An earlier employment tribunal held that S was not an "employee" (and thus unable to benefit from a right not to be unfairly dismissed or to statutory sick pay amongst other employment rights). This was because of the lack of any "mutuality of obligation" between the NMC and S i.e. an obligation on it to provide work and on him to accept it. However, S succeeded in his claim of "worker" status instead, giving him the right to paid holidays.
The NMC appealed.
The EAT considered the well-established legal framework for worker status:
- That there must be a contract between business and work provider;
- This contract must be for 'personal work or service';
- And the Business should not be a client or customer.
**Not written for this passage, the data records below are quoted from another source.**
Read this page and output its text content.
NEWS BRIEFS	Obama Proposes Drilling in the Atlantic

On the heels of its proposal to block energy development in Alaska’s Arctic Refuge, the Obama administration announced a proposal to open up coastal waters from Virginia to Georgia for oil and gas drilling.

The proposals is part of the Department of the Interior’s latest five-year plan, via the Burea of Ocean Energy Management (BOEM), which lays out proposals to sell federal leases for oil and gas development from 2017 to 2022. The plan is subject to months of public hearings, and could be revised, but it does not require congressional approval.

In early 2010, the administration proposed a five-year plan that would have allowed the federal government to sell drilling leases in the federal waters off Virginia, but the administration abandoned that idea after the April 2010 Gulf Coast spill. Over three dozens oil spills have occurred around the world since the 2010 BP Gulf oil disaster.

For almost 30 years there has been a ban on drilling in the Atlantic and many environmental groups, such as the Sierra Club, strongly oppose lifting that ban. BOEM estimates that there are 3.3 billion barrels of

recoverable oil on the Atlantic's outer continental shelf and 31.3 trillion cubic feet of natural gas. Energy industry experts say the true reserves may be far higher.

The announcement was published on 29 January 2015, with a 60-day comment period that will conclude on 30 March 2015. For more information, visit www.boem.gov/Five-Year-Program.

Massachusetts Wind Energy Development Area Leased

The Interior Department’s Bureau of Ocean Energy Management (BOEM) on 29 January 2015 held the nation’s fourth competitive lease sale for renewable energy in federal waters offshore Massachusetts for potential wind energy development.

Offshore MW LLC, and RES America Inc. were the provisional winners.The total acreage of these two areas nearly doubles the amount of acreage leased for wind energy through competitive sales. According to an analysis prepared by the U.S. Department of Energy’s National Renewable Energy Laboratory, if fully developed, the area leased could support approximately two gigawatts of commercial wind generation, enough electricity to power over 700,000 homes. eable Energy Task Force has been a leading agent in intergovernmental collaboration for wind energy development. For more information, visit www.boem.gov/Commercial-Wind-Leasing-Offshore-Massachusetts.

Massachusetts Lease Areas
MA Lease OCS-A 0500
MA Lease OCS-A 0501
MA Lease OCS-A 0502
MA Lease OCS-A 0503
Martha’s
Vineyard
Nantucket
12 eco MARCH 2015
The NMC argued that the lack of mutual obligation between it and S meant that he was not a worker. It referred to earlier case law in which this had been suggested as a pre-requisite of worker status (moving away from the orthodox position that mutuality of obligation is a cornerstone of employment but not a pre-requisite of worker status). The EAT rejected this argument. Although it agreed that there is some degree of mutual obligation between the parties to any contract, it was not necessary in this case, and for any case involving workers, for there to be any obligation to offer or accept work.
Here, there was clearly a contract between S and the NMC and it provided for his personal service. Further, the NMC was neither a client nor customer of S. As such, there was nothing wrong with the original tribunal decision that S was a worker and the NMC's appeal failed.
The legal boundaries between self-employment, casual workers and employees are sometimes difficult to define, navigate and negotiate. With the growth of the gig economy and alternative work models and the post-COVID and unstable economic climate, they have never been more relevant. In the NMC case, there was a written contract between the parties but with many other work relationships, there will be nothing in writing at all, or what is written will be inadequate, incomplete or inaccurate. The risk of deemed worker status will arise whenever one party provides work or personal service to another. If worker status is not an outcome which is desired or intended, expert legal advice will be needed to find the right solution for your business environment and to provide clarity and control for both parties.